I began my work with the images at the Hillesum archive in order to explore their materiality. I started thinking of every single document, from pictures to letters and diaries, as visual fragments, thereby beginning to reframe those details through my perspective. Subsequently I shifted my focus from the archive to the outside world. I organized trips to Middelburg, the Netherlands, where Hillesum was born, Deventer, Amsterdam, and to Camp Westerbork, in the northeast of the country where she was interned before being deported to Auschwitz. I tracked down and researched the houses where she had lived and the spaces that may have influenced her perception. In the meantime, I wondered: What happens to a space once it has been inhabited for many years by different people? Could the presence of a previous tenant still be sensed in any way? Is space something architectural, or does it pervade the acts of the subjects themselves? Can a space be bound to the subjectivity of former occupants?

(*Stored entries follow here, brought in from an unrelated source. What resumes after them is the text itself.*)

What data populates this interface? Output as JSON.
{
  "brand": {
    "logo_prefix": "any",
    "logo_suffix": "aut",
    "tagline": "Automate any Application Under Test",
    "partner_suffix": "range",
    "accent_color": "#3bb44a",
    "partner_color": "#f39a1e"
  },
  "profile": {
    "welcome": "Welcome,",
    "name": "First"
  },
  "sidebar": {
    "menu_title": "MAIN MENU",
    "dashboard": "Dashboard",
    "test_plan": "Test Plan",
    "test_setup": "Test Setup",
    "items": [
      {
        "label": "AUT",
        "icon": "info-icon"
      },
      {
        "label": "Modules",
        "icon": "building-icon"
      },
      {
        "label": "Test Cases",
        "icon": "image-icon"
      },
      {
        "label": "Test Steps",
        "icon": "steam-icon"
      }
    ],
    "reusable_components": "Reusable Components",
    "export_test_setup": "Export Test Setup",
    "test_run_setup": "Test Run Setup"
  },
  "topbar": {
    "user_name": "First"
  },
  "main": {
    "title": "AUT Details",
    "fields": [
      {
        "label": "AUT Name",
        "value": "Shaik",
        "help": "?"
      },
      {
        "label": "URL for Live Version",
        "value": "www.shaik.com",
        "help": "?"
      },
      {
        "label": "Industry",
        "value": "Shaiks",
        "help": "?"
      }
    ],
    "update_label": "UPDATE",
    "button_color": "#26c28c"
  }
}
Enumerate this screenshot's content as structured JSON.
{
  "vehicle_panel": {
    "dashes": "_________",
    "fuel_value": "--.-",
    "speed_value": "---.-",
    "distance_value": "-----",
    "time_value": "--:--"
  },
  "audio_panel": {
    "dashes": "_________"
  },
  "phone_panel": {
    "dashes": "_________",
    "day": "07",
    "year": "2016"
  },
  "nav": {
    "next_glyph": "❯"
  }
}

My photographic investigation is a dynamic framework within which I explore these questions.
The German texts which accompain the pictures are parts of the hand analysis of Etty Hillesum, made by Julius Spier on 3 February 1941. Dr. Alexandra Nagel analysed the document and gave me permission to use the original scans as visuals too.
It was through Spier that Hillesum started her diary - This photobook intens to establish a dialogue between the form of Hillesum´s diaries (eleven A5 booklets) and her hand analysis.